Two-year note yields (UST2YR 0.90, +0.00, +0.45%) increase 1 basis point to 0.91%.
Sales at retail stores rose 0.6% last month, the most in five months and mostly attributable to a bounce in auto sales and rising gasoline prices, the Commerce Department said. That topped expectations for a 0.5% increase, according to a MarketWatch survey of analysts. Excluding automobiles, sales rose 0.3%, while Wall Street expected a 0.7% increase.
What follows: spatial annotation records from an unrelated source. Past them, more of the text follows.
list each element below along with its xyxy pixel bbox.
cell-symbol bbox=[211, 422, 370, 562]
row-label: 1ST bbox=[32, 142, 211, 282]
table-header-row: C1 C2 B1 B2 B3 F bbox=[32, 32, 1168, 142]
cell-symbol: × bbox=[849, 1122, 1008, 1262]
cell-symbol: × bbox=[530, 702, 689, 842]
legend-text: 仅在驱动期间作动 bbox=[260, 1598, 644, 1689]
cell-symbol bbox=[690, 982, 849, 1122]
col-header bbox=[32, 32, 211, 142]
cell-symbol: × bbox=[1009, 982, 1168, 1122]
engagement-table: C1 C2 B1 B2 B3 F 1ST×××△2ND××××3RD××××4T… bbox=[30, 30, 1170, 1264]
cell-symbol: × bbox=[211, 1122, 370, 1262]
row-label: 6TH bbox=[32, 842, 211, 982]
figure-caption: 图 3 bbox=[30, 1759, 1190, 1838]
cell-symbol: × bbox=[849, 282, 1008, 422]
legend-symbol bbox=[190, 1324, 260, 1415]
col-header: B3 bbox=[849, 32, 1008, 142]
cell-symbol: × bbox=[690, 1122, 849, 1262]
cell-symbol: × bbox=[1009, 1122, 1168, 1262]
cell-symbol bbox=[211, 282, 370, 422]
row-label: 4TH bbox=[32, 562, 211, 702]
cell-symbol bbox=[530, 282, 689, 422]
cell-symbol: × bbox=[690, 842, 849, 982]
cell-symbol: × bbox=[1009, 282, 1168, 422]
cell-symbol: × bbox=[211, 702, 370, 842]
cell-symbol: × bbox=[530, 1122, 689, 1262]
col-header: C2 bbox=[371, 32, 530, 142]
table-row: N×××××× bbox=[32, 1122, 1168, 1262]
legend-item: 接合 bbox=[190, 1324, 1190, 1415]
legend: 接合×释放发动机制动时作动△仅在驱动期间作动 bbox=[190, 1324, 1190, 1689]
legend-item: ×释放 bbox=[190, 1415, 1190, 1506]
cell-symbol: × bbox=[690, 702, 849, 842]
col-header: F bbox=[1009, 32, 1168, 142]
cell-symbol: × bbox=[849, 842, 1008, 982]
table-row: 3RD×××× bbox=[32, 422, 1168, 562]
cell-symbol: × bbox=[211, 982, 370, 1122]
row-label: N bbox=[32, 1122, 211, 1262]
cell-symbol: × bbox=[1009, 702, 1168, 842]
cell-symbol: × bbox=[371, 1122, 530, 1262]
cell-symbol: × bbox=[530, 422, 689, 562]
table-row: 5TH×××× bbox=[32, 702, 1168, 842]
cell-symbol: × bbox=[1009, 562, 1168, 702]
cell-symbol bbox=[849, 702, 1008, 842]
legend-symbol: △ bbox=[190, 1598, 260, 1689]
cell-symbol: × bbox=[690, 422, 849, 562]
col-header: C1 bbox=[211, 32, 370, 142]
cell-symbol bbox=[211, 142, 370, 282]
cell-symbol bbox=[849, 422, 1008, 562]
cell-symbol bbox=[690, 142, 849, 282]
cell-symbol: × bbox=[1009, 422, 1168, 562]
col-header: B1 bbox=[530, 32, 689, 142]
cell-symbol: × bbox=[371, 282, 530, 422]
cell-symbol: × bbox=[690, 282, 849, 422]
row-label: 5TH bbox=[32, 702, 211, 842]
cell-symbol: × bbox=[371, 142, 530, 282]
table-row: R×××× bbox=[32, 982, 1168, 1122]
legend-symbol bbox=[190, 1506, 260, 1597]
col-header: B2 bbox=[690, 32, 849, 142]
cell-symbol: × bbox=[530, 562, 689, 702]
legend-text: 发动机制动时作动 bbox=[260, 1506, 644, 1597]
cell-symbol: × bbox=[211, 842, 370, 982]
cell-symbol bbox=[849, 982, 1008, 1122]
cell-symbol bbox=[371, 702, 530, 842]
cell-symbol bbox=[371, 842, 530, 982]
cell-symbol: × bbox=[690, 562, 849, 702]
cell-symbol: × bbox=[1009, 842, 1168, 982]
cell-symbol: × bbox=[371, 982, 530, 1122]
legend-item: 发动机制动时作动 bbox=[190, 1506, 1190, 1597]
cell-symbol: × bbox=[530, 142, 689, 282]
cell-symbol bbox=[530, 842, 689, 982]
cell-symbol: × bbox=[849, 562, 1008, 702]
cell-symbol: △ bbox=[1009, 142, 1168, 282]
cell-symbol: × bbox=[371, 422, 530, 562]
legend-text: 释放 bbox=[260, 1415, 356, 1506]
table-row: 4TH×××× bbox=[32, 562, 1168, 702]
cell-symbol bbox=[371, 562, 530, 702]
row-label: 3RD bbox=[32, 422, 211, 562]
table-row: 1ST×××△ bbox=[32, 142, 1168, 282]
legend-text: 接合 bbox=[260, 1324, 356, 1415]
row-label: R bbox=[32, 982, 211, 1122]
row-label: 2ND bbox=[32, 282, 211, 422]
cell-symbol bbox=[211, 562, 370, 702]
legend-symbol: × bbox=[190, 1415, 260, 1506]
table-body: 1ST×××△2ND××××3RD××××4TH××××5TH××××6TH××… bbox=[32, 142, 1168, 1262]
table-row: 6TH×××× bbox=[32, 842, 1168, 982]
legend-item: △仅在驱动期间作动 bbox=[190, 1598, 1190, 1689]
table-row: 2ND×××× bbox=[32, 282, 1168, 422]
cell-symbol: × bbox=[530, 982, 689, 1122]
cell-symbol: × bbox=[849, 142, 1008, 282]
See more on retail sales.
Separately, the Labor Department said producer prices rose 1.8% in June, the most since November 2007 and more than the 1.2% expected. Excluding food and energy, so-called core prices increased 0.5%. See more on PPI.
"Core PPI was anything but tame at 0.5%, which drove Treasury yields sharply higher," analysts at Action Economics said.
Treasurys were also under pressure amid optimism for corporate earnings, though pared losses as benchmark equity indexes fell into negative territory. Goldman Sachs (GS 150.26, +0.82, +0.55%) and Johnson & Johnson (JNJ 58.07, +0.35, +0.61%) both reported second-quarter earnings that topped Wall Street expectations. See more on Goldman Sach's quarterly results.
Fed buyback
Also providing some support for bonds, the Federal Reserve bought $7.5 billion in debt maturing in 2011 and 2012. See more on buybacks on Fed's Web site.
Dealers offered $14.73 billion to be purchased. The operation is the first of two this week as the Fed continues its efforts to keep a lid on Treasury yields, which are the benchmarks for a broad range of corporate and consumer borrowing rates.
At the four previous buybacks in this maturity range, the central bank purchased between $6.9 billion to $7.5 billion, according to William O'Donnell, head of Treasury strategy at RBS Securities. Before the results were released, he noted that recent Fed buybacks have come on the low end of historical ranges and was looking for the same at Tuesday's buyback.
Yields are likely to remain in a narrow range while awaiting second-quarter earnings, more data, and comments from Fed Chairman Ben Bernanke in his semi-annual testimony to Congress later in the month, said Chris Ahrens, a U.S. interest-rate strategist at UBS Securities.
"The range trade is likely to persist until the flow of information provides the next spur to direction," Ahrens wrote in a research note.
Two-year yields are likely to remain between 0.95% and 0.80% in the near term. Ten-year yields may remain between 3.25% and 3.54%, he said, a range they've closed between since June 25.